10,5 kg sporadycznie z przodu, na spacery już na plecach!
ja nosiłam moje słodkie 13kg i nosiła bym dalej gdyby nie ciąża ale jeszcze mam w planach ją zarzucić na plecy;)
10 kg bardzo żywej wagi. Skacze, popędza, byle nie siedzieć, nie stać w miejscu. Nosze na dłuższe spacery z przodu, po domu i na krótkie wyjścia ( w celu uśpienia) na plecach
ja nosze narazie 8kg mojej slodyczy :) narazie nie jest zle, w chuscie nosi sie super, nie czuc ciezaru. w niedziele byly chrzciny mlodego, po godzinie trzymania go na rekach czulam zakwasy na drugi dzen do wieczora ;)
15 kg żywej wagi :) - tylko z tyłu
9-cio kilowa kluska, na razie z przodu, a co dalej to się zobaczy ;)
10 kg bobasa tylko na plecach! Tydzień temu był chory, do przychodni chciałam go wziąć z przodu, żeby jakoś "bardziej" przytulić, ale to była masakra! Ja nic nie widziałam, on też nie i tylko sobie przeszkadzaliśmy :P A wiercioch z niego straszny, więc i na plecach musi być baardzo interesujące otoczenie, żeby się nie wiercił :>
a mój chuścioch ciągle nie może dobić 8 kg - ale dla mnie to lepiej, mniej do noszenia, hehhe:)
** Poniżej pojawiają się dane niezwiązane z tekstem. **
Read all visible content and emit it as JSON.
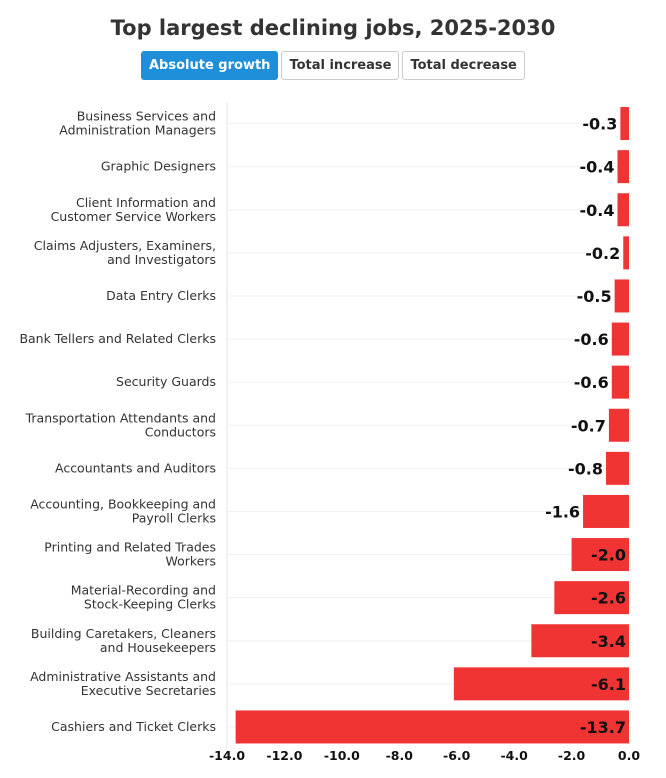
{
  "chart_data": {
    "type": "bar",
    "orientation": "horizontal",
    "title": "Top largest declining jobs, 2025-2030",
    "categories": [
      [
        "Business Services and",
        "Administration Managers"
      ],
      [
        "Graphic Designers"
      ],
      [
        "Client Information and",
        "Customer Service Workers"
      ],
      [
        "Claims Adjusters, Examiners,",
        "and Investigators"
      ],
      [
        "Data Entry Clerks"
      ],
      [
        "Bank Tellers and Related Clerks"
      ],
      [
        "Security Guards"
      ],
      [
        "Transportation Attendants and",
        "Conductors"
      ],
      [
        "Accountants and Auditors"
      ],
      [
        "Accounting, Bookkeeping and",
        "Payroll Clerks"
      ],
      [
        "Printing and Related Trades",
        "Workers"
      ],
      [
        "Material-Recording and",
        "Stock-Keeping Clerks"
      ],
      [
        "Building Caretakers, Cleaners",
        "and Housekeepers"
      ],
      [
        "Administrative Assistants and",
        "Executive Secretaries"
      ],
      [
        "Cashiers and Ticket Clerks"
      ]
    ],
    "values": [
      -0.3,
      -0.4,
      -0.4,
      -0.2,
      -0.5,
      -0.6,
      -0.6,
      -0.7,
      -0.8,
      -1.6,
      -2.0,
      -2.6,
      -3.4,
      -6.1,
      -13.7
    ],
    "value_labels": [
      "-0.3",
      "-0.4",
      "-0.4",
      "-0.2",
      "-0.5",
      "-0.6",
      "-0.6",
      "-0.7",
      "-0.8",
      "-1.6",
      "-2.0",
      "-2.6",
      "-3.4",
      "-6.1",
      "-13.7"
    ],
    "xlim": [
      -14,
      0
    ],
    "xticks": [
      "-14.0",
      "-12.0",
      "-10.0",
      "-8.0",
      "-6.0",
      "-4.0",
      "-2.0",
      "0.0"
    ],
    "xtick_values": [
      -14,
      -12,
      -10,
      -8,
      -6,
      -4,
      -2,
      0
    ],
    "bar_color": "#f03333",
    "grid": true
  },
  "buttons": {
    "absolute": "Absolute growth",
    "increase": "Total increase",
    "decrease": "Total decrease"
  }
}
no moja juz jakies 14 kg wazy i nawet czasem z przodu ja nosze :-)
9700 kluska, i różnie i z przodu i z tyłu :)
14 900 :lol: tylko z tyłu, po domu z przodu jak dzieć chce mieć ubaw :D
Ech a ja też już 11,5 Z PRZODU bo na plecach nie mam jak - bo już zzzziiiimmmnnnooo a okrycia na dziecia nie mam :/ z przodu jeszcze zapniemy się w mojego ciążowego polara. Ramiona odpadają.
Ale jak tylko jakieś możliwości to na plecach.
W sobote nioslam moje ~13kg szczescia na plecach - w gorach :) Nosilismy sie prawie cztery godziny (z malymi przerwami) - na plaskim moge go nosic godzinami, ale pod gorke niestety troche wysiadalam (tarczyca nie pomaga :( ) . Nosilismy sie w jaszczurach antigua - bylo czuc ciezar, ale nic mi sie nie wrzynalo, bylo bardzo wygodnie. Nosimy sie tez czasem w Manduce, w Zarze i innych.
8,5kg - minimum godzinę dziennie w 2x, zazwyczaj kilka serii po godzince (wędrujemy po świecie z interwałami;)).
Do sprzątania plecak, ale chyba pora odważyć się wyjść na dwór!
Od wczoraj testujemy po domu kółkową na biodrze - do prac domowych bardzo poręczna!
Emi 8-mio kilową na plecach bo więcej widzi i tak woli.
piórko 8,5 kg, głównie na plecach.
11 kg głównie na plecach choć z przodu też sie nam zdarza do usypiania :)
Ja noszę tak ok 8kg (dawno nie ważona), ale sama mam posturę 13-latki, więc chyba tylko dziękować Bogu, że córa mi nie rośnie jak na drożdżach bo już dawno bym nie nosiła :D
Acha - noszę tylko z przodu. Plecaki będziemy trenować dopiero :D
U nas 8,5 kg na razie. Na spacerach z przodu, a po domu na biodrze.